He has married me with a ring, a ring of bright water
Whose ripples travel from the heart of the sea,
He has married me with a ring of light, the glitter
Broadcast on the swift river.
He has married me with the sun’s circle
Too dazzling to see, traced in summer sky.
He has crowned me with the wreath of white cloud
That gathers on the snowy summit of the mountain,
Ringed me round with the world-circling wind,
Bound me to the whirlwind’s centre.
He has married me with the orbit of the moon
And with the boundless circle of the stars
With the orbits that measure years, months, days, and nights,
Set the tides flowing,
Command the winds to travel or be at rest.
At the ring’s centre
Spirit or angel troubling the still pool,
Causality not in nature,
Finger’s touch that summons at a point, a moment
Stars and planets, life and light
Or gathers cloud about an apex of cold,
Transcendent touch of love summons my world to being.
The Marriage of Psyche
by Kathleen Raine
I discovered this beautiful poem in a book called ‘Ring of Bright Water’ by Gavin Maxwell. The book was left behind in our cottage by the previous owner and has sat on a shelf for over six years until I recently picked it up and started reading it. I am only about a quarter of the way through it and loving every word. The book tells the story of Gavin Maxwell’s life with otters on the remote west coast of Scotland. It became a best seller in its day, selling 1 million copies and inspiring a film of the same name.

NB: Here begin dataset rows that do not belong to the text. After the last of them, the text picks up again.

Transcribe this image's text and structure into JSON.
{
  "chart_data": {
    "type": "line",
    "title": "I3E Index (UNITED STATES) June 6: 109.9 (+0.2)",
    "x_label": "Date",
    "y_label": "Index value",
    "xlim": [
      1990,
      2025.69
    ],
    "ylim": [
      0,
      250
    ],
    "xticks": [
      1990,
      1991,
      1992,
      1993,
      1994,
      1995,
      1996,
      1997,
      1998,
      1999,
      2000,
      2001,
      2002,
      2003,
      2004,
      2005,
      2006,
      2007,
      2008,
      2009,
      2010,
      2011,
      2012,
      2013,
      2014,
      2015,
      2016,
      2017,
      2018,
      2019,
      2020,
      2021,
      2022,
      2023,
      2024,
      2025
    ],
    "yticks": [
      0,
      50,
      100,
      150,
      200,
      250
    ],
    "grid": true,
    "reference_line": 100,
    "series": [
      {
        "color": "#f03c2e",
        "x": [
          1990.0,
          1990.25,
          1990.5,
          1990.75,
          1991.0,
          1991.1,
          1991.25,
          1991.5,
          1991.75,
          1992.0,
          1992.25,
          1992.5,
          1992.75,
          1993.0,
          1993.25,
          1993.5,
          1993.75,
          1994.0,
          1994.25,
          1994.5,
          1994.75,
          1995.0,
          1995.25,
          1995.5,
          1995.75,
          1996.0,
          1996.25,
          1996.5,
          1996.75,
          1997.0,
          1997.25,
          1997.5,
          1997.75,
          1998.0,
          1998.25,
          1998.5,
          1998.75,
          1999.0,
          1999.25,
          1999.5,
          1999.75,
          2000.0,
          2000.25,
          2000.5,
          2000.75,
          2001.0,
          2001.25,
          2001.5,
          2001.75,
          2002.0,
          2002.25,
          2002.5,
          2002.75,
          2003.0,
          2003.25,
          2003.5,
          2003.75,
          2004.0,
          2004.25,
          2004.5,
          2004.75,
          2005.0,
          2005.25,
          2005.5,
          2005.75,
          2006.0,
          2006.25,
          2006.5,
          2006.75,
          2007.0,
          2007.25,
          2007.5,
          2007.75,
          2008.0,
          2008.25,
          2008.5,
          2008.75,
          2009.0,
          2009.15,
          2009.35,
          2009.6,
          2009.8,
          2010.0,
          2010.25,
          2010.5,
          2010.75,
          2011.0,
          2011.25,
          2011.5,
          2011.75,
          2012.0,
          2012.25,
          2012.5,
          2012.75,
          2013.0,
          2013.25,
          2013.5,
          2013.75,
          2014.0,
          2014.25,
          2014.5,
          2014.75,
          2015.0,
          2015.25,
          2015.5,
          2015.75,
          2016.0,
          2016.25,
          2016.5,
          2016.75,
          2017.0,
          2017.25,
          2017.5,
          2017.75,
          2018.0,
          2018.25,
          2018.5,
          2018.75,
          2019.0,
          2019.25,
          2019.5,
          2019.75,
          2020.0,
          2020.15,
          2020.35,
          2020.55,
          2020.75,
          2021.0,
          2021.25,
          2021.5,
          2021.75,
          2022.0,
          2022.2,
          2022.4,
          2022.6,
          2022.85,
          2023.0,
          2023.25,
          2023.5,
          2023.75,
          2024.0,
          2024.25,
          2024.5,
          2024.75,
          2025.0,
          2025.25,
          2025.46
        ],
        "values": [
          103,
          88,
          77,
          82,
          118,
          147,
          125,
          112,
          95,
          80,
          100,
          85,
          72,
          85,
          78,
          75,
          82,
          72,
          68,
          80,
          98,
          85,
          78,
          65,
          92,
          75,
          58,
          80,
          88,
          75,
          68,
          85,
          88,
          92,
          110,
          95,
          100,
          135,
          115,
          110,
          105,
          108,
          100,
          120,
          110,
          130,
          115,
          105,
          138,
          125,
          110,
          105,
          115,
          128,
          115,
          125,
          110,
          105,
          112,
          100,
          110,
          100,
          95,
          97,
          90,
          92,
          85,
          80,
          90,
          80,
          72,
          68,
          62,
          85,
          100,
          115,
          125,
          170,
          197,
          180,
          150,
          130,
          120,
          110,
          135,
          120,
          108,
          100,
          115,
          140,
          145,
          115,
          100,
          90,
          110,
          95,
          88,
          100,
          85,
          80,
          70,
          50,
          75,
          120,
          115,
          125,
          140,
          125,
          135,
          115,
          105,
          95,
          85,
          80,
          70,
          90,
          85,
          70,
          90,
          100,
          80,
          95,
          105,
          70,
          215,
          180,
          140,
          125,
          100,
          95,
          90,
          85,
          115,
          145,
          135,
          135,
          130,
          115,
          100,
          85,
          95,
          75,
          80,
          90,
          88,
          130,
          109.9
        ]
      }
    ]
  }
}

Kathleen Raine’s poems are just beautiful and what I didn’t realise is that Gavin Maxwell was the love of her life but, sadly, it was unrequited love. If you would like to read her obituary see here. In ways, I wish I hadn’t, or at least I wish I had finished the book first before reading it.
So a book set on the West Highland seaboard, left behind on a dusty old shelf on a small island off the south coast of Ireland, has led me on a trail of discovery – and to paddling at the water’s edge a few weekends ago, trying to capture my own ‘ring of bright water’ by plopping pebbles into the water. The bonus picture was the bright, sparkling sea above.